Mitre Corporation targeted by nation-state threat actors

Mitre Corporation, a non-profit organization that operates federally funded research and development centers (FFRDCs) on behalf of the US government, has revealed a major breach in its Networked Experimentation, Research, and Virtualization Environment (NERVE), a collaborative network vital for the organization’s research and development activities.

“We are disclosing this incident in a timely manner because of our commitment to operate in the public interest and to advocate for best practices that enhance enterprise security as well as necessary measures to improve the industry’s current cyber defense posture. The threats and cyber attacks are becoming more sophisticated and require increased vigilance and defense approaches. As we have previously, we will share our learnings from this experience to help others and evolve our own practices,” said Jason Providakes, president and CEO, MITRE.

Highlighting the relentless nature of cyberthreats, in the same breath, Jason warned that “No organization is immune from this type of cyber attack, not even one that strives to maintain the highest cybersecurity possible.”

The breach, detected in early April 2024, has been attributed to a foreign nation-state threat actor. Cybersecurity major Checkpoint defines a nation-state cyberattack as an attack carried out by a state-sponsored actor against another government or some other individual or organization.

According to the non-profit, the breach occurred in January 2024 when the nation-state threat actor conducted a reconnaissance of MITRE’s networks by exploiting one of its VPNs through two Ivanti Connect Secure zero-day vulnerabilities, MITRE said in a separate blog.

The threat actor managed to breach MITRE’s multifactor authentication protocols gaining access to the company’s NERVE network. “From there, they moved laterally and dug deep into our network’s VMware infrastructure using a compromised administrator account. They employed a combination of sophisticated backdoors and webshells to maintain persistence and harvest credentials,” the blog added.

MITRE defines NERVE as “an unclassified collaborative network that provides storage, computing, and networking resources.”

However, the company’s CEO Providakes clarified that “there is no indication that MITRE’s core enterprise network or partners’ systems were affected by this incident.”

Upon detection of the breach, the company said it took swift and comprehensive action including “taking the NERVE environment offline” and launched an investigation taking the help of in-house and third-party experts. “MITRE followed best practices, vendor instructions, and the government’s advice to upgrade, replace, and harden our Ivanti system, but we did not detect the lateral movement into our VMware infrastructure.

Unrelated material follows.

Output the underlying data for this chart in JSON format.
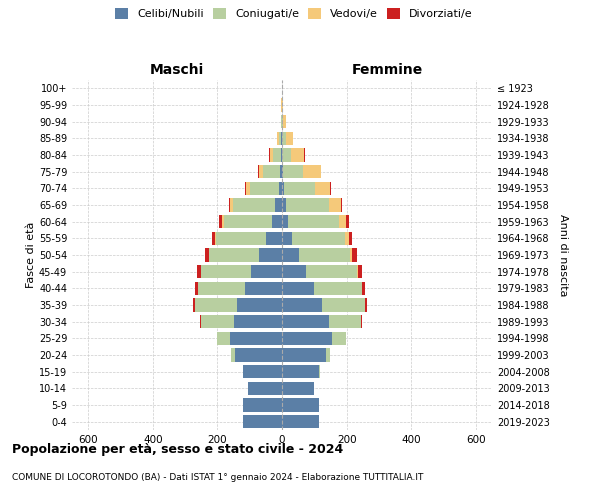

At the time we believed we took all the necessary actions to mitigate the vulnerability, but these actions were clearly insufficient,” the company added in the blog post.

“We quickly closed the front door after the Ivanti and CISA advisories, but the back door was already open,” MITRE’s CTO Charles Clancy said in a LinkedIn post.

Rising menace of nation-state cyberattacks

In recent times, there has been a surge in foreign nation-state cyberattacks across the globe. Such attacks, as BAE Systems put it, have a “license to hack.” “They work for a government to disrupt or compromise target governments, organizations or individuals to gain access to valuable data or intelligence, and can create incidents that have international significance,” the company said.

According to the US Cybersecurity, and Infrastructure Security Agency (CISA), “sophisticated cyber actors and nation-states exploit vulnerabilities to steal information and money and are developing capabilities to disrupt, destroy, or threaten the delivery of essential services.”

There have been more than 20 large-scale cyberattacks this year alone on various countries which can fall under nation-state cyberattacks, according to the Center for Strategic & International Studies (CSIS).

In March 2024, Iranian hackers breached an IT network connected to an Israeli nuclear facility and leaked sensitive facility documents.  In the same month, a US Department of Justice indictment mentioned that Chinese hackers attacked several EU members of the Inter-Parliamentary Alliance on China and Italian MPs, the CSIS said in its report.

In the same report, CSIS also mentioned that Switzerland’s National Cybersecurity Center (NCSC), in March 2024, confirmed that data from more than 65,000 documents of the Federal Administration were leaked in May 2023.